From mboxrd@z Thu Jan  1 00:00:00 1970
From: Jonathan David <jonathan.david@ni.com>
Subject: Re: [RFC] e1000e: Add delays after writing to registers
Date: Tue, 3 Nov 2015 11:43:21 -0600
Message-ID: <5638F239.1030804@ni.com>
References: <1445465268-10347-1-git-send-email-jonathan.david@ni.com>
 <20151022055909.GA7263@icarus.home.austad.us>
Mime-Version: 1.0
Content-Type: text/plain; charset="windows-1252"; format=flowed
Content-Transfer-Encoding: 7bit
Cc: <linux-rt-users@vger.kernel.org>, <josh.cartwright@ni.com>
To: Henrik Austad <henrik@austad.us>
Return-path: <linux-rt-users-owner@vger.kernel.org>
Received: from mail-bl2on0140.outbound.protection.outlook.com ([65.55.169.140]:29472
	"EHLO na01-bl2-obe.outbound.protection.outlook.com"
	rhost-flags-OK-OK-OK-FAIL) by vger.kernel.org with ESMTP
	id S1755213AbbKCR56 (ORCPT <rfc822;linux-rt-users@vger.kernel.org>);
	Tue, 3 Nov 2015 12:57:58 -0500
In-Reply-To: <20151022055909.GA7263@icarus.home.austad.us>
Sender: linux-rt-users-owner@vger.kernel.org
List-ID: <linux-rt-users.vger.kernel.org>

On 10/22/2015 12:59 AM, Henrik Austad wrote:
> On Wed, Oct 21, 2015 at 05:07:48PM -0500, Jonathan David wrote:
>> There is a noticeable impact on determinism when a large number of
>> writes are flushed. Writes to the hardware registers are sent across
>> the PCI bus and take a significant amount of time to complete after
>> a flush, which causes high priority tasks (including interrupts) to
>> be delayed.
>
> Do you see this in the entire system, or on the core where the write was
> triggered?

Only on the core where the writes are issued.

>> Adding a delay after long series of writes gives them time to
>> complete, and for higher priority tasks to run unimpeded.
>
> Aren't we running with threaded interrupts?
>
> What happens to the thread(s) pushing data to the network?
> What about xmit-buffer once it is full? Which thread will block on send or
> have its sk_buff dropped?

All of this is totally irrelevant to the problem we are seeing.
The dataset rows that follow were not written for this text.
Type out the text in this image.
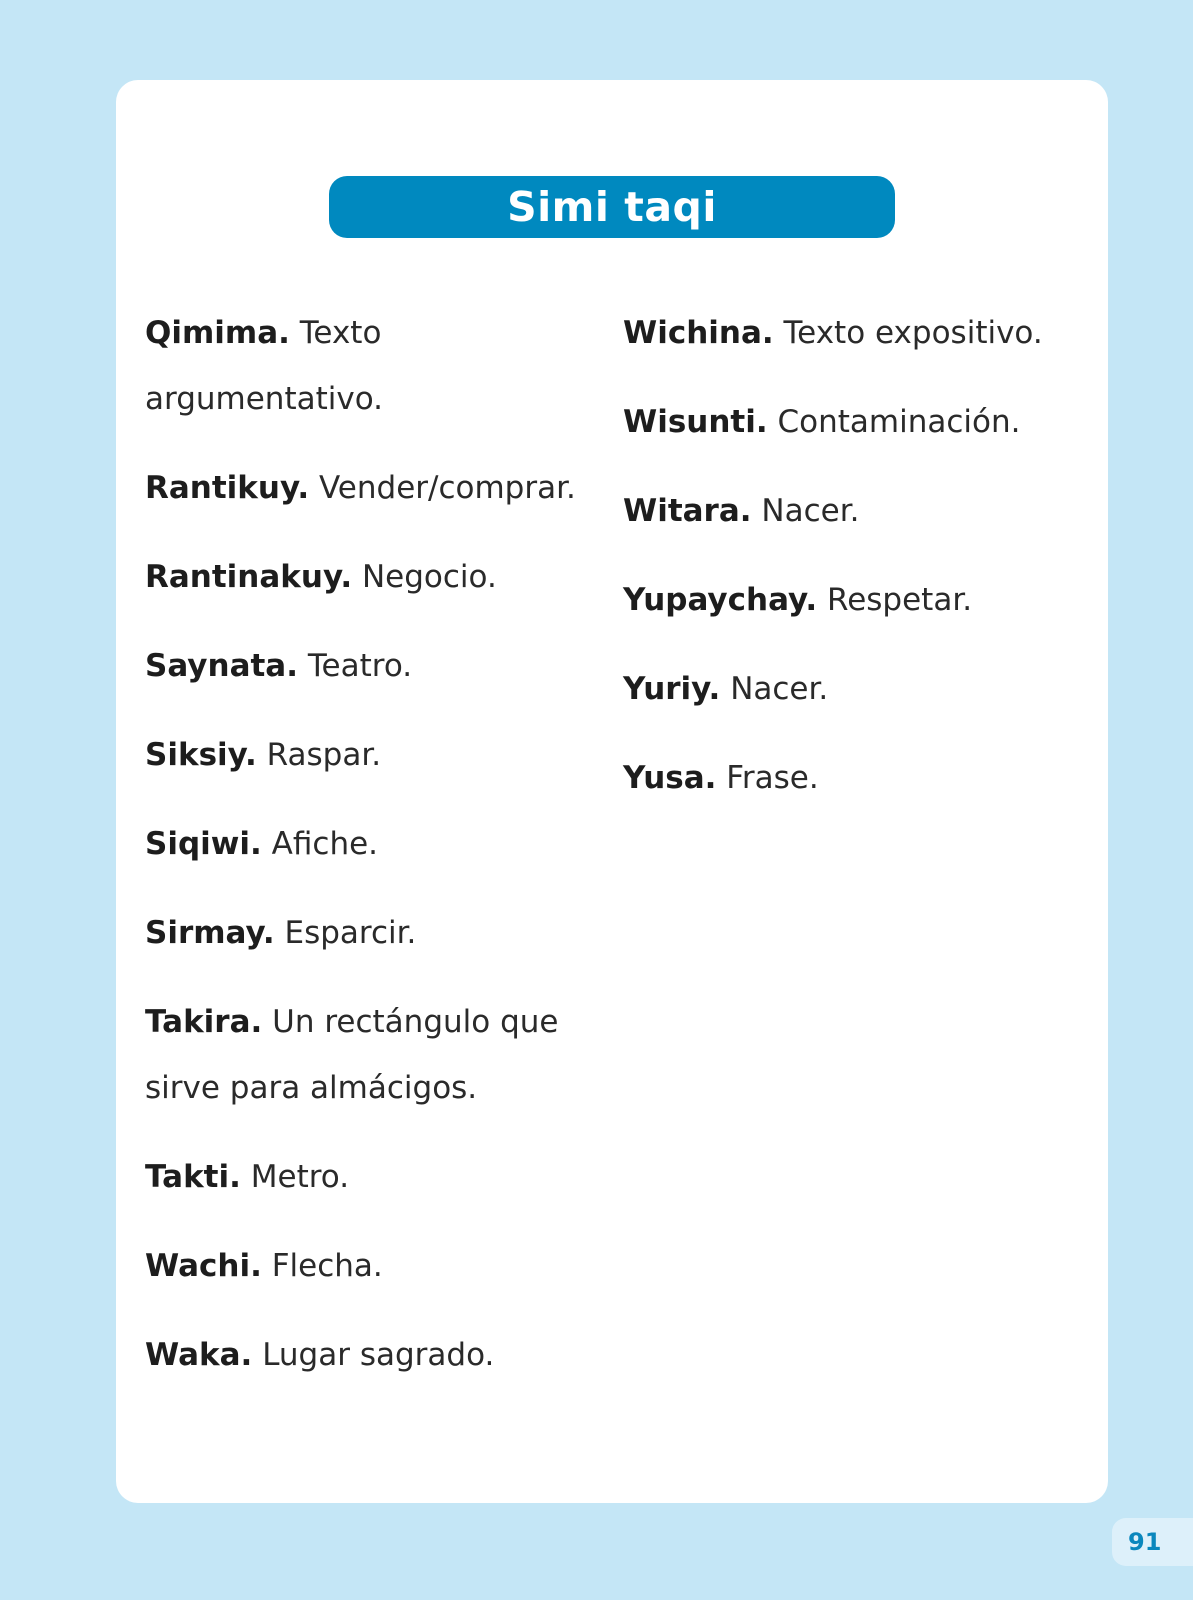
Simi taqi
Qimima. Texto argumentativo.
Rantikuy. Vender/comprar.
Rantinakuy. Negocio.
Saynata. Teatro.
Siksiy. Raspar.
Siqiwi. Afiche.
Sirmay. Esparcir.
Takira. Un rectángulo que sirve para almácigos.
Takti. Metro.
Wachi. Flecha.
Waka. Lugar sagrado.
Wichina. Texto expositivo.
Wisunti. Contaminación.
Witara. Nacer.
Yupaychay. Respetar.
Yuriy. Nacer.
Yusa. Frase.
91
The e1000x driver itself is not responsible for the delay here. The 
issue is with PCI where issuing a large number of MMIO writes followed 
by a read (to force said writes to execute) will stall the CPU. When the 
CPU is stalled, no interrupts are serviced, including the local apic 
timer interrupt, which was responsible for waking up cyclictest. This 
behavior was observed within traces gathered from cyclictest with ftrace 
enabled.

> I'm not sure if adding random delay and giving an unpredictable impact on
> completely random threads is the best way to solve this..

Agreed, we know that this is a hack. Do you have any better solutions?

- JD